Skip to content

Engine Input

bjornstahl edited this page Sep 11, 2017 · 1 revision

This page covers notes on input management in respect to general use, accessibility and internationalization. The opinion is that off all problem areas that we attempt to cover, in spite of the current mess that is audio and graphics, input is even worse off.
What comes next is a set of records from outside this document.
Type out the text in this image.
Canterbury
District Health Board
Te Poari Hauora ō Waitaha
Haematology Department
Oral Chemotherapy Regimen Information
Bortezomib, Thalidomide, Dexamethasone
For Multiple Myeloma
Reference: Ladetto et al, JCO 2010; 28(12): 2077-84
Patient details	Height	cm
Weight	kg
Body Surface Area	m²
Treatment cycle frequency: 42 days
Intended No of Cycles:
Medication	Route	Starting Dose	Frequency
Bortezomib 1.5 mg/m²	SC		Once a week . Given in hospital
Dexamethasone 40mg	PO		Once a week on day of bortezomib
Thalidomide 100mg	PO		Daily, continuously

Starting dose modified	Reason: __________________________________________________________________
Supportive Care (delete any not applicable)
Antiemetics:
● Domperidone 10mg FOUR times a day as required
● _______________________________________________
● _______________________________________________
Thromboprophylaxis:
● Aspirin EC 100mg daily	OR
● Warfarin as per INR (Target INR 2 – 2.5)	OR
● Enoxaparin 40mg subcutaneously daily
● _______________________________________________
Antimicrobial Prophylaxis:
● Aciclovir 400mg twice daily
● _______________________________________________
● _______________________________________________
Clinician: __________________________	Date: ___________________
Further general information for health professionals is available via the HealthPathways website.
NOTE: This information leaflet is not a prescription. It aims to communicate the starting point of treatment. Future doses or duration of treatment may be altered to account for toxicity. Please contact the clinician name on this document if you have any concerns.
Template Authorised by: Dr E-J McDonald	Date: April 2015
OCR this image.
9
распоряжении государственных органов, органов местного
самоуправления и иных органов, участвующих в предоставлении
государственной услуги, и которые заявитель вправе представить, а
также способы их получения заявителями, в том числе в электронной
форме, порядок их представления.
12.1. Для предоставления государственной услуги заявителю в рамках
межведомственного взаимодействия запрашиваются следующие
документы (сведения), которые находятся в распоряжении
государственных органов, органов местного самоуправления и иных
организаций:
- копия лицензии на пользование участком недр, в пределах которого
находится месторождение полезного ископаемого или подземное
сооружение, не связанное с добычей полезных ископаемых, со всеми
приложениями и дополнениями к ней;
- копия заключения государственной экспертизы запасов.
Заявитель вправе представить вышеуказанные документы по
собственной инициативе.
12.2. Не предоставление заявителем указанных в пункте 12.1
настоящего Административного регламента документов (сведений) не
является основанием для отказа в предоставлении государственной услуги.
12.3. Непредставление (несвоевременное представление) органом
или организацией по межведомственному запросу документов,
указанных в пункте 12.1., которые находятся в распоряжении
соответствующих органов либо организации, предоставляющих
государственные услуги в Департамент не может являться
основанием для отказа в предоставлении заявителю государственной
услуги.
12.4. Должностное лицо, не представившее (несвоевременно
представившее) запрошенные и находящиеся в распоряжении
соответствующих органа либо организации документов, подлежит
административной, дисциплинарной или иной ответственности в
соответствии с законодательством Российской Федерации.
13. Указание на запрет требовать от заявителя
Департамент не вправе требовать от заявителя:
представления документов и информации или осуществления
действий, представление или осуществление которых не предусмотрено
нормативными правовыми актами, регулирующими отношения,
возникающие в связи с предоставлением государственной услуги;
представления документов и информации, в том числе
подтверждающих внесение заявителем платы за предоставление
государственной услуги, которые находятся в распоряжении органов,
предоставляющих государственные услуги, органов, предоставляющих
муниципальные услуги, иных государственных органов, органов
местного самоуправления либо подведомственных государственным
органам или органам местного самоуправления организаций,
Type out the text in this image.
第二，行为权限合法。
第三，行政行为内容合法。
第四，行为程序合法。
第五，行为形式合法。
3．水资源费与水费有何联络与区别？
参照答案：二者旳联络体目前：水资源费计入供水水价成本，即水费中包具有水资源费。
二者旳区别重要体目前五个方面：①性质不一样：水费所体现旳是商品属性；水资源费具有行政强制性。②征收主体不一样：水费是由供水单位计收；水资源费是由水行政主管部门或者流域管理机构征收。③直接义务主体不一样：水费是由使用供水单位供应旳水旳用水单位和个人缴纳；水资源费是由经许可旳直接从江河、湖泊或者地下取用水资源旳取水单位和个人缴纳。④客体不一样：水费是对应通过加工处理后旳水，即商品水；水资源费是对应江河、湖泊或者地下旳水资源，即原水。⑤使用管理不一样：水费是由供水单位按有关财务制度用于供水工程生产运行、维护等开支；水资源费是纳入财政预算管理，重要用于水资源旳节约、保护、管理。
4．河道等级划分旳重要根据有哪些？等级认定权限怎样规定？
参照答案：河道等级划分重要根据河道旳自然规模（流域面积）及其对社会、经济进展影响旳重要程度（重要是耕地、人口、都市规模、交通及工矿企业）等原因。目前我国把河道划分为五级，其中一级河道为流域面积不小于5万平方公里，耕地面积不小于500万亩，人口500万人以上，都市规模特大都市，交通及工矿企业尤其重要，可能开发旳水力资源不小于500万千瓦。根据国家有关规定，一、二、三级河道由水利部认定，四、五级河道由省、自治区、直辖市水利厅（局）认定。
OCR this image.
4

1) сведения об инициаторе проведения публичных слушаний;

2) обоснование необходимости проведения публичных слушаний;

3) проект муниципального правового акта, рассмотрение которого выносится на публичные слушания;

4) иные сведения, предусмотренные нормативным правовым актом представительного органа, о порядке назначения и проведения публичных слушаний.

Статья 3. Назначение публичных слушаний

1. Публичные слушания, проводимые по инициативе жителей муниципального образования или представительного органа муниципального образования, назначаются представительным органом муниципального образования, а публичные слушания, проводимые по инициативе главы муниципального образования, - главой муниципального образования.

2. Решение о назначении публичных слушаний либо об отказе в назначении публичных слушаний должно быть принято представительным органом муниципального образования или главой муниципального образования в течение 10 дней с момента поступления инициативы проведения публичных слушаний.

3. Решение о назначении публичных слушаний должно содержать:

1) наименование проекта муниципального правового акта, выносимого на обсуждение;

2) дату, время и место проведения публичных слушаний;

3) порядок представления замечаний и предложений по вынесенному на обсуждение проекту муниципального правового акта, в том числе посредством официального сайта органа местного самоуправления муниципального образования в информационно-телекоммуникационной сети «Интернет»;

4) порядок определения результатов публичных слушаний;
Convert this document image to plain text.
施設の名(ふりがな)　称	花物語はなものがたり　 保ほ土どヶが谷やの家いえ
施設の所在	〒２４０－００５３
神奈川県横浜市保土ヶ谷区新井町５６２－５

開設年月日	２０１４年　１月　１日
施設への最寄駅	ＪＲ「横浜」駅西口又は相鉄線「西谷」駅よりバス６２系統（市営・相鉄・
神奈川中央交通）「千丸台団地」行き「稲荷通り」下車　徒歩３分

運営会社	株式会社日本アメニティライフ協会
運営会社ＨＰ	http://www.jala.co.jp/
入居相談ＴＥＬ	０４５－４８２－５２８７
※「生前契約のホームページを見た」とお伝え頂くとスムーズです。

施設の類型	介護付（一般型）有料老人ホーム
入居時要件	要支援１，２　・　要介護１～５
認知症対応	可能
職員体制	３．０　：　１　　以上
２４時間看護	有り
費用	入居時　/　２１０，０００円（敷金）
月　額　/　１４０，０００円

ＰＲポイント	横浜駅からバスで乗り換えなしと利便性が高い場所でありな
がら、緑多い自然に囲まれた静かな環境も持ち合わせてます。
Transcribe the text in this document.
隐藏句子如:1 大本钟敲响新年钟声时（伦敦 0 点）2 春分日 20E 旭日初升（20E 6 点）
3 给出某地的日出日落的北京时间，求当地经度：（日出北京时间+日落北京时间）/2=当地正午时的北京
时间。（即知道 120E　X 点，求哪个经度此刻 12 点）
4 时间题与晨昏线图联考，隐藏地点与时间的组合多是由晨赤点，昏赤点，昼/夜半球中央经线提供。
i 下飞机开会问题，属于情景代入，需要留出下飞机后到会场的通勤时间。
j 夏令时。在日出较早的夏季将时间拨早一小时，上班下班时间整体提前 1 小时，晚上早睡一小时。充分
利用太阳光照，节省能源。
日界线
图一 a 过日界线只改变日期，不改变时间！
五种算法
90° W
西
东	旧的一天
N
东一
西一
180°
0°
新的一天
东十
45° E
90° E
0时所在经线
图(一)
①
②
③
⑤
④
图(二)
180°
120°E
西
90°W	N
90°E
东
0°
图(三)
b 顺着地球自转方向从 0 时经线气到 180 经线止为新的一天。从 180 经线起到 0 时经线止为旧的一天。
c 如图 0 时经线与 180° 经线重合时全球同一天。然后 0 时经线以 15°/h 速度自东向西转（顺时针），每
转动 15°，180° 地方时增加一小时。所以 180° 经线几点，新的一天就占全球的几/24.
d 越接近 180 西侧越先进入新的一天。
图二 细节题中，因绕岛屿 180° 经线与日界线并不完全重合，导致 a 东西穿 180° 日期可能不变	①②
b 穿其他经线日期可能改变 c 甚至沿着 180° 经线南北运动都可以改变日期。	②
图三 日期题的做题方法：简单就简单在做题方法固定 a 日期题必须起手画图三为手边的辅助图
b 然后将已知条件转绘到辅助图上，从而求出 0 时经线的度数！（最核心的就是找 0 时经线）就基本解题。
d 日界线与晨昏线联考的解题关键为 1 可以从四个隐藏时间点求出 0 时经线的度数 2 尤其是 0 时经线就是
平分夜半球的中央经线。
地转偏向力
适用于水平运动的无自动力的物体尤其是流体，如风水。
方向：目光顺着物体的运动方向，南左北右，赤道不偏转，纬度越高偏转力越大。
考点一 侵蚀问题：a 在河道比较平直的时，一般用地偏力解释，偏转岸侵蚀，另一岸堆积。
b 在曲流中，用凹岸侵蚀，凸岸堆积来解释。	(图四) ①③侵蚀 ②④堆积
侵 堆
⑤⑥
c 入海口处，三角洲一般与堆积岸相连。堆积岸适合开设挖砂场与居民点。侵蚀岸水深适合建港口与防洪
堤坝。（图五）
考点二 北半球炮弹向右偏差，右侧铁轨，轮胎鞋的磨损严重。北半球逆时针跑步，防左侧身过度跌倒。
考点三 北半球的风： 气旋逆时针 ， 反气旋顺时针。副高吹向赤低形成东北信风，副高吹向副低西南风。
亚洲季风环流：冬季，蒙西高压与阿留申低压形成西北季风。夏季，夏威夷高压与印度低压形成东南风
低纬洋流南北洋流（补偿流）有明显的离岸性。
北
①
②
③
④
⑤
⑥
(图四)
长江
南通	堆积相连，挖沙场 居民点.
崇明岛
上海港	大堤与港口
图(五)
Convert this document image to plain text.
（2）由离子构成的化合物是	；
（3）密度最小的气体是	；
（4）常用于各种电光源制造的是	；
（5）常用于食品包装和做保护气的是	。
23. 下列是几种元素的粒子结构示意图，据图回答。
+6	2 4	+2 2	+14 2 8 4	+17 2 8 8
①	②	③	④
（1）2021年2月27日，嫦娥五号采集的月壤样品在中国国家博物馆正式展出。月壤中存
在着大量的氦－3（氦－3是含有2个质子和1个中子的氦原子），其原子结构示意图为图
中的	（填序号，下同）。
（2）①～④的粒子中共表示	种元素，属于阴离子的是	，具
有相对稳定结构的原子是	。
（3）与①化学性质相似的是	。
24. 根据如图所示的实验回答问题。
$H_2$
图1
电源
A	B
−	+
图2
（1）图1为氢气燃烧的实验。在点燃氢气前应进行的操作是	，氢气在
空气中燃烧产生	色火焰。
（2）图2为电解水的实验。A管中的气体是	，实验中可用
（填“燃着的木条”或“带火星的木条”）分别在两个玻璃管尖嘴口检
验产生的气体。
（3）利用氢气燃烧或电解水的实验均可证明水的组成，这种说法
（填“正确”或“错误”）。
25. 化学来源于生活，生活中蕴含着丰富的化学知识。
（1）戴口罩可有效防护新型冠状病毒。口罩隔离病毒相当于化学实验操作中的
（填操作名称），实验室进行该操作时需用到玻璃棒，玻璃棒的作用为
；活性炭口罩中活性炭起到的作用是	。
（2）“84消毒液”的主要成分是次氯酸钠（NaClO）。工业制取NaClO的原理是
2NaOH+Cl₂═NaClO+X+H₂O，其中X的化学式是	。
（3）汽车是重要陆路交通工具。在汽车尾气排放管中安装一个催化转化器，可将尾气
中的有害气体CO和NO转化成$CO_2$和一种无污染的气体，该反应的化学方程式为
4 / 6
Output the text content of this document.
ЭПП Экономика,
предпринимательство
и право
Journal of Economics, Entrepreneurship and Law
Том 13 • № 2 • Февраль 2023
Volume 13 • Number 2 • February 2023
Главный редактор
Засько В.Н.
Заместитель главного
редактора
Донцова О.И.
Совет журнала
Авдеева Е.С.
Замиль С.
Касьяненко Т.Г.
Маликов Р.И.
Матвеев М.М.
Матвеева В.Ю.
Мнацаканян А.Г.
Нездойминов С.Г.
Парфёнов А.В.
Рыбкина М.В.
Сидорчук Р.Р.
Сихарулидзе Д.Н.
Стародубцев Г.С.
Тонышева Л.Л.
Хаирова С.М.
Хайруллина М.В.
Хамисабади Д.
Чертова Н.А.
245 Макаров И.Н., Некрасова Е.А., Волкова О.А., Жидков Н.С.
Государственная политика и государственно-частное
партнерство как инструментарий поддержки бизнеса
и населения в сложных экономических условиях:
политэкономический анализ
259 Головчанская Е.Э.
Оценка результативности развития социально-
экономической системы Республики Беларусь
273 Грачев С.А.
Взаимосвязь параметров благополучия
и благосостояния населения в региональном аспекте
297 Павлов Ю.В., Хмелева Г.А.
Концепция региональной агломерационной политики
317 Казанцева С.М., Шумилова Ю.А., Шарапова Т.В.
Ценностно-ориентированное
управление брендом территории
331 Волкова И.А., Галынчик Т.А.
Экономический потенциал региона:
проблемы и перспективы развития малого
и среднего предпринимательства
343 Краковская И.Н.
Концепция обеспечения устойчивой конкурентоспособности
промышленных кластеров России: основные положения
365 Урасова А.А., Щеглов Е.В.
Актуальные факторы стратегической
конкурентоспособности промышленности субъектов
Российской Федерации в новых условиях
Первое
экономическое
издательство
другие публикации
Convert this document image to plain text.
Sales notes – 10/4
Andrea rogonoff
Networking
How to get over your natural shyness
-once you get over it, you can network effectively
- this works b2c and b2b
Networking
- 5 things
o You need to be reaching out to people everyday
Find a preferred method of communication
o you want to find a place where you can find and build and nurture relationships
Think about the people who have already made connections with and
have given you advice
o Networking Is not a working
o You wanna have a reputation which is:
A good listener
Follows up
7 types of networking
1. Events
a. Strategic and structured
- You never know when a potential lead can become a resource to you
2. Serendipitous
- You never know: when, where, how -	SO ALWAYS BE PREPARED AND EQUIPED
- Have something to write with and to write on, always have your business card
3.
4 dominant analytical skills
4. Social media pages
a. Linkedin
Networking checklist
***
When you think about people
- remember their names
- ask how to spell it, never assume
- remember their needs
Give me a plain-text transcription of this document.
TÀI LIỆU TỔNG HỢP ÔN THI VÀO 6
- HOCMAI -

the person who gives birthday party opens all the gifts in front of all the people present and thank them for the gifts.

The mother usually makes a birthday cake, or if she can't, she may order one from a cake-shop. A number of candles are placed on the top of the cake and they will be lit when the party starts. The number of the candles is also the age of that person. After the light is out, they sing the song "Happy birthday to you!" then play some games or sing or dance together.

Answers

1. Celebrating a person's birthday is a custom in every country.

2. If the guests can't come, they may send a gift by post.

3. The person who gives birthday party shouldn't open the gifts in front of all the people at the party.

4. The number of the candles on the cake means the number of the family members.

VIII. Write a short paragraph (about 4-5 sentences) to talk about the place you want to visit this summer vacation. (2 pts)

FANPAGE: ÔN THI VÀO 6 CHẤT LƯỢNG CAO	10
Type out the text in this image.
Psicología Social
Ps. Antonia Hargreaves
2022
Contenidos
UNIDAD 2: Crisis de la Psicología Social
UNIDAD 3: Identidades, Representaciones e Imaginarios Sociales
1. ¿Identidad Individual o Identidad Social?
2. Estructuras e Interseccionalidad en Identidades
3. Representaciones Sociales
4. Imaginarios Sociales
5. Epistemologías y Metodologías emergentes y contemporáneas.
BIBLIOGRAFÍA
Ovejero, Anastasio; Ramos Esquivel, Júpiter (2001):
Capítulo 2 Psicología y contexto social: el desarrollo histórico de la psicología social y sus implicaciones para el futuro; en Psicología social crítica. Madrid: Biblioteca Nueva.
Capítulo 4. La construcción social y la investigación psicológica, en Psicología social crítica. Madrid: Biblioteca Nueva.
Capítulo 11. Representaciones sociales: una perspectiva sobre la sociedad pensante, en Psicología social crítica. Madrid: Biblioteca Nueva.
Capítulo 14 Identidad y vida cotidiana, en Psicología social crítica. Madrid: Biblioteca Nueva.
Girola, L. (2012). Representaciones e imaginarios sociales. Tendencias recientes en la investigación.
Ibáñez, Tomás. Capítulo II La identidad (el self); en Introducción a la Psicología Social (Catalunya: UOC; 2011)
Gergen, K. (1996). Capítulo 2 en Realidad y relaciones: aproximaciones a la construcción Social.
Although a lot of A/V related problems boil down to terrible APIs and purposefully disgusting drivers, the input problem and solution stem from a long legacy of stacking additional translation tables on top of a long chain of preexisting ones. Scancode to Keycode to Keysym to XSym to SDLSym back to XSym. Do we have remapping in any of these layers? What is the current keyboard layout, should the layout be allowed to switch, is the translation tables mapped in kernel? in input layer of display server? is there an IME for more complex language input in effect? what about diacretric / triacretic states, are they tracked per connection? do we have multiple different keyboards attached? What is the encoding scheme in effect and so on. On top of that, there's the other legacy angle in ancilliary services (VNC, RDP, Terminals) and the entire facepalm that is modern day Unicode.

This scenario was just for keyboards, add high variability in sample rate (from a few Hz to a few thousand), noisy A/D converters in gamepads, devices being plugged in and plugged out ten times a second from cable issues. Calibration and latency in touch sensors. Compensating for drift in sensors etc. The higher level of abstraction you implement some of these stages on, the heavier the punishment (just look at the garbage collection workarounds hiding in android on the matter). The final approach heavily affects end-user quality of experience and a failure can render a device unusable.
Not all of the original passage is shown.